Quantitative Correlation Between Charge Transfer and Two Photon Absorption in Phenanthridine‐TCNB Cocrystal

ABSTRACT Charge transfer (CT) in organic donor‐acceptor (D‐A) systems is a spin‐allowed thermodynamic process. It creates new energetic landscapes and fundamentally decides charge photogeneration and transport, luminescent, nonlinear optical (NLO), and magnetic properties of solid‐state materials and devices. However, despite of efforts to quantify the general chemical structure‐molecular stacking‐performance relations in inorganic, perovskite, and organic materials, we currently still lack a clear picture on how this interaction affects the resulted electronic and photonic properties in D‐A systems.
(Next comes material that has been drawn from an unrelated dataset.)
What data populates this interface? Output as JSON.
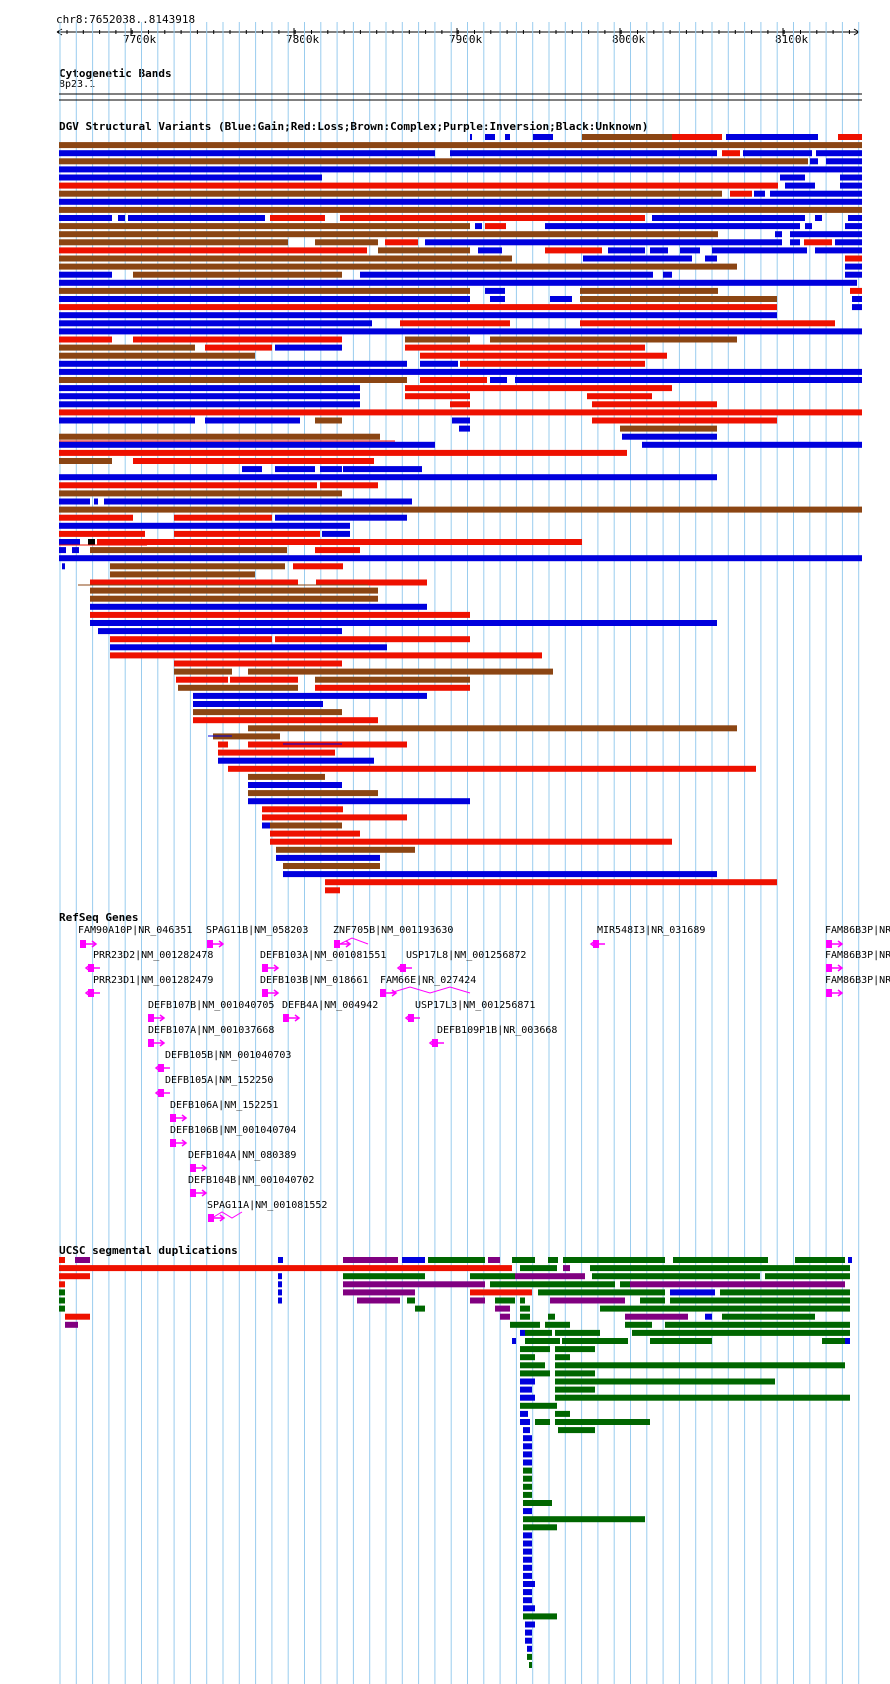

Herein, we design and grow a new cocrystal of donor phenanthridine (Phn) and acceptor 1,2,4,5‐Tetracyanobenzene (TCNB) and describe the relationship between molecular packing, charge transfer, photophysical, and two‐photon absorption (TPA) properties. The Phn‐TCNB cocrystals (PTCs) are investigated by diverse experimental analysis and quantum chemical computation. The lattice has a mixed stack of Phn and TCNB molecules with a D‐A intermolecular distance ∼3.4 Å along its 100 growth direction and is stable under a wide low temperature range. PTCs show a CT ground state with a theoretically estimated degree of 0.02 e, static dipole moment of 2.84 D, and a new excited state energetic diagram. For NLO response, PTCs exhibit TPA enabled emission at 473 nm under the excitation between 720 and 880 nm. Theoretical calculations on this molecular complex reveal its static first hyperpolarizability β vec of −406 a.u., and the two‐photon transitions in such D‐A system are understandable by the large dipole moment difference Δ μ ff between the corresponding excited state and the ground state. This work thus serves as a reference example that illustrates the relationship between molecular packing, charge transfer, and TPA properties in this D‐A system, offering insights for future advanced NLO materials development.